While I talked, I tried to decipher Uribe’s game. Was he trying to trap me, or was he enjoying a meal with a customer? If he knew, did he forgive me, or was this just a long line to cruelty?

Then there was Dad. He was always outgoing, so Uribe’s description was expected, but something in his voice also suggested that Dad was a ringleader of sorts, that he drug Uncle Ivan along as his ward. What to make of this, I had no idea.

Eventually, I ventured another question: “Did he ever have any women with him?”

“Once. On this last night. Two women.” Dad hadn’t told me they’d come along.

“Was one old? One young? One blond? The other redheaded?”

“This,” Uribe said, after sipping his wine, “I do not remember. All I can say is they were loud, and they stayed very late.”

“Why is that all you can say?”

“Because that is all I can remember.” He looked at me dumbfounded, like I were a dog that spoke.

“Anyway,” came Uribe, after our impasse, “You don’t need my thoughts about your father to write your story. I cannot decode him for you.”

“Why not,” I asked a bit too loudly. It seemed I had placed all my trust in Uribe. This purple-suited, black-haired man had become my guide.

“Because there is no object to decode. There is no solution because there is no riddle. I don’t even know him. If anything, he is just as complex as the rest of us. Why the urge to figure him out? I know a thing or two about literature myself, you know,” he said, “and a character like that in a story will be no good. A figured-out man. That is not exciting. And your alternative is even worse. A man who is decidedly not bad, but watches others do bad things? What a normal thing! Why not write a story about the sky being blue or water being wet?”

Again, an emptiness crushed me.

“Oh, come on now,” Uribe said, “don’t look like that. I was just offering you advice.”

“I know,” I said, choking back tears. “It’s good advice. I’m not upset.”

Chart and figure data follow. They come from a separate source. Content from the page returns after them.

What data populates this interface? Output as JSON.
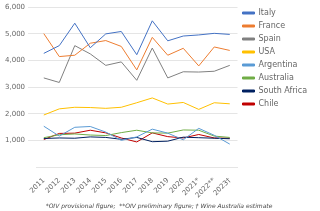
{
  "chart_data": {
    "type": "line",
    "categories": [
      "2011",
      "2012",
      "2013",
      "2014",
      "2015",
      "2016",
      "2017",
      "2018",
      "2019",
      "2020",
      "2021*",
      "2022**",
      "2023†"
    ],
    "series": [
      {
        "name": "Italy",
        "color": "#4472C4",
        "values": [
          4270,
          4560,
          5400,
          4480,
          5000,
          5090,
          4220,
          5490,
          4740,
          4920,
          4960,
          5020,
          4980
        ]
      },
      {
        "name": "France",
        "color": "#ED7D31",
        "values": [
          5010,
          4150,
          4200,
          4650,
          4750,
          4530,
          3650,
          4870,
          4200,
          4460,
          3800,
          4510,
          4380
        ]
      },
      {
        "name": "Spain",
        "color": "#808080",
        "values": [
          3350,
          3180,
          4560,
          4250,
          3820,
          3950,
          3260,
          4470,
          3350,
          3580,
          3570,
          3600,
          3820
        ]
      },
      {
        "name": "USA",
        "color": "#FFC000",
        "values": [
          1960,
          2190,
          2250,
          2240,
          2210,
          2250,
          2420,
          2600,
          2370,
          2430,
          2170,
          2420,
          2380
        ]
      },
      {
        "name": "Argentina",
        "color": "#5B9BD5",
        "values": [
          1540,
          1170,
          1500,
          1530,
          1320,
          1010,
          1140,
          1430,
          1280,
          1030,
          1460,
          1200,
          870
        ]
      },
      {
        "name": "Australia",
        "color": "#70AD47",
        "values": [
          1110,
          1220,
          1250,
          1210,
          1190,
          1300,
          1390,
          1290,
          1280,
          1400,
          1390,
          1170,
          1120
        ]
      },
      {
        "name": "South Africa",
        "color": "#002060",
        "values": [
          1080,
          1100,
          1090,
          1140,
          1120,
          1050,
          1120,
          960,
          980,
          1130,
          1110,
          1090,
          1070
        ]
      },
      {
        "name": "Chile",
        "color": "#C00000",
        "values": [
          1040,
          1270,
          1280,
          1390,
          1290,
          1100,
          950,
          1290,
          1150,
          1100,
          1230,
          1100,
          1090
        ]
      }
    ],
    "ylim": [
      0,
      6000
    ],
    "yticks": [
      {
        "value": 1000,
        "label": "1,000"
      },
      {
        "value": 2000,
        "label": "2,000"
      },
      {
        "value": 3000,
        "label": "3,000"
      },
      {
        "value": 4000,
        "label": "4,000"
      },
      {
        "value": 5000,
        "label": "5,000"
      },
      {
        "value": 6000,
        "label": "6,000"
      }
    ],
    "footnote": "*OIV provisional figure;  **OIV preliminary figure; † Wine Australia estimate",
    "grid": true,
    "legend": "right"
  }
}
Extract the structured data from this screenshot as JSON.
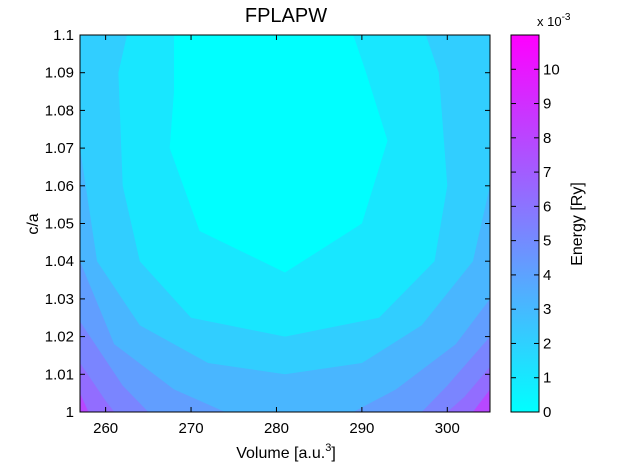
{
  "chart_data": {
    "type": "heatmap",
    "subtype": "filled-contour",
    "title": "FPLAPW",
    "xlabel": "Volume [a.u.",
    "xlabel_superscript": "3",
    "xlabel_suffix": "]",
    "ylabel": "c/a",
    "xlim": [
      257,
      305
    ],
    "ylim": [
      1.0,
      1.1
    ],
    "xticks": [
      "260",
      "270",
      "280",
      "290",
      "300"
    ],
    "xtick_values": [
      260,
      270,
      280,
      290,
      300
    ],
    "yticks": [
      "1",
      "1.01",
      "1.02",
      "1.03",
      "1.04",
      "1.05",
      "1.06",
      "1.07",
      "1.08",
      "1.09",
      "1.1"
    ],
    "ytick_values": [
      1.0,
      1.01,
      1.02,
      1.03,
      1.04,
      1.05,
      1.06,
      1.07,
      1.08,
      1.09,
      1.1
    ],
    "grid": false,
    "colorbar": {
      "label": "Energy [Ry]",
      "exponent_label": "x 10",
      "exponent": "-3",
      "range": [
        0,
        11
      ],
      "ticks": [
        "0",
        "1",
        "2",
        "3",
        "4",
        "5",
        "6",
        "7",
        "8",
        "9",
        "10"
      ],
      "tick_values": [
        0,
        1,
        2,
        3,
        4,
        5,
        6,
        7,
        8,
        9,
        10
      ],
      "colormap": "cool",
      "color_low": "#00FFFF",
      "color_high": "#FF00FF"
    },
    "contour_levels": [
      0.55,
      1.6,
      2.65,
      3.7,
      4.75,
      5.8,
      6.85
    ],
    "contour_regions": [
      {
        "level": 0.55,
        "points": [
          [
            268,
            1.1
          ],
          [
            272,
            1.1
          ],
          [
            289,
            1.1
          ],
          [
            290.5,
            1.09
          ],
          [
            293,
            1.072
          ],
          [
            290,
            1.05
          ],
          [
            281,
            1.037
          ],
          [
            271,
            1.048
          ],
          [
            267.5,
            1.07
          ],
          [
            268,
            1.085
          ]
        ]
      },
      {
        "level": 1.6,
        "points": [
          [
            262.5,
            1.1
          ],
          [
            297.5,
            1.1
          ],
          [
            299,
            1.09
          ],
          [
            300,
            1.06
          ],
          [
            298.5,
            1.04
          ],
          [
            292,
            1.025
          ],
          [
            281,
            1.02
          ],
          [
            270,
            1.025
          ],
          [
            264,
            1.04
          ],
          [
            262,
            1.06
          ],
          [
            261.5,
            1.09
          ]
        ]
      },
      {
        "level": 2.65,
        "points": [
          [
            257,
            1.07
          ],
          [
            259,
            1.04
          ],
          [
            264,
            1.023
          ],
          [
            272,
            1.013
          ],
          [
            281,
            1.01
          ],
          [
            290,
            1.013
          ],
          [
            297,
            1.023
          ],
          [
            303,
            1.04
          ],
          [
            305,
            1.06
          ],
          [
            305,
            1.1
          ],
          [
            257,
            1.1
          ]
        ]
      },
      {
        "level": 3.7,
        "points": [
          [
            257,
            1.04
          ],
          [
            261,
            1.018
          ],
          [
            268,
            1.006
          ],
          [
            274,
            1.0
          ],
          [
            289,
            1.0
          ],
          [
            294,
            1.006
          ],
          [
            301,
            1.018
          ],
          [
            305,
            1.03
          ],
          [
            305,
            1.1
          ],
          [
            257,
            1.1
          ]
        ]
      },
      {
        "level": 4.75,
        "points": [
          [
            257,
            1.024
          ],
          [
            262,
            1.007
          ],
          [
            265,
            1.0
          ],
          [
            297,
            1.0
          ],
          [
            300,
            1.007
          ],
          [
            305,
            1.02
          ],
          [
            305,
            1.1
          ],
          [
            257,
            1.1
          ]
        ]
      },
      {
        "level": 5.8,
        "points": [
          [
            257,
            1.013
          ],
          [
            260,
            1.003
          ],
          [
            261,
            1.0
          ],
          [
            300,
            1.0
          ],
          [
            302,
            1.004
          ],
          [
            305,
            1.012
          ],
          [
            305,
            1.1
          ],
          [
            257,
            1.1
          ]
        ]
      },
      {
        "level": 6.85,
        "points": [
          [
            257,
            1.005
          ],
          [
            258,
            1.0
          ],
          [
            303,
            1.0
          ],
          [
            305,
            1.006
          ],
          [
            305,
            1.1
          ],
          [
            257,
            1.1
          ]
        ]
      }
    ]
  }
}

“Good,” Uribe said. “What I’m trying to say is that you think you know your father, but you don’t. You cannot judge him, because you don’t know how you would have played the same hand. Tell me, have you been to Colombia with your uncle? Or have you been anywhere with someone like that?”

I shook my head.

“No. You have not. And if you ever do, would you have the courage to stand up and stop him? You don’t have to answer. You wouldn’t. I wouldn’t. Few of us have that courage. Very few. For the rest of us, it’s impossible to rebuff anyone outside those quiet, imaginary conversations held inside our minds.”

He took a deep breath and continued, his voice calmer than before: “At least, that is the case for me. I’ve found it better to not worry about such things and just enjoy life. It’s all random

anyway, isn’t it? Isn’t life out of our control? Let a higher power figure it out. The cosmos.” He winked.

I told Uribe I disagreed with him, that I thought we did have agency here on earth, that we did have responsibility to rectify our wrongs, to make things right, and so on. Wine, undoubtedly, dribbled down my shirt.

All he did was shrug. “If you feel that way, then fine, judge away. I don’t care. You seem to think you know all the sides to the story. But remember, people aren’t stories. We might not even have sides at all, only gaps. And in gaps, the facts are never fully recounted. Context is always missing. But this does not necessarily make us bad people. It just means we aren’t good people, either. It’s all rather murky. Wouldn’t you agree?” He would have said my name here had he known it.

This time, I did agree, but I was in no place to say so. I merely shook my head. Some people are bad, I wanted to say, and are bad absolutely. Some people are good. Dad was good. Uncle Ivan was bad. The only mystery, the only gap, is why Dad stuck around him.

Uribe said one last thing to me before he opened his vest and pulled out what I believed to be two cigars and a lighter. “Don’t you have a flight to catch tomorrow?”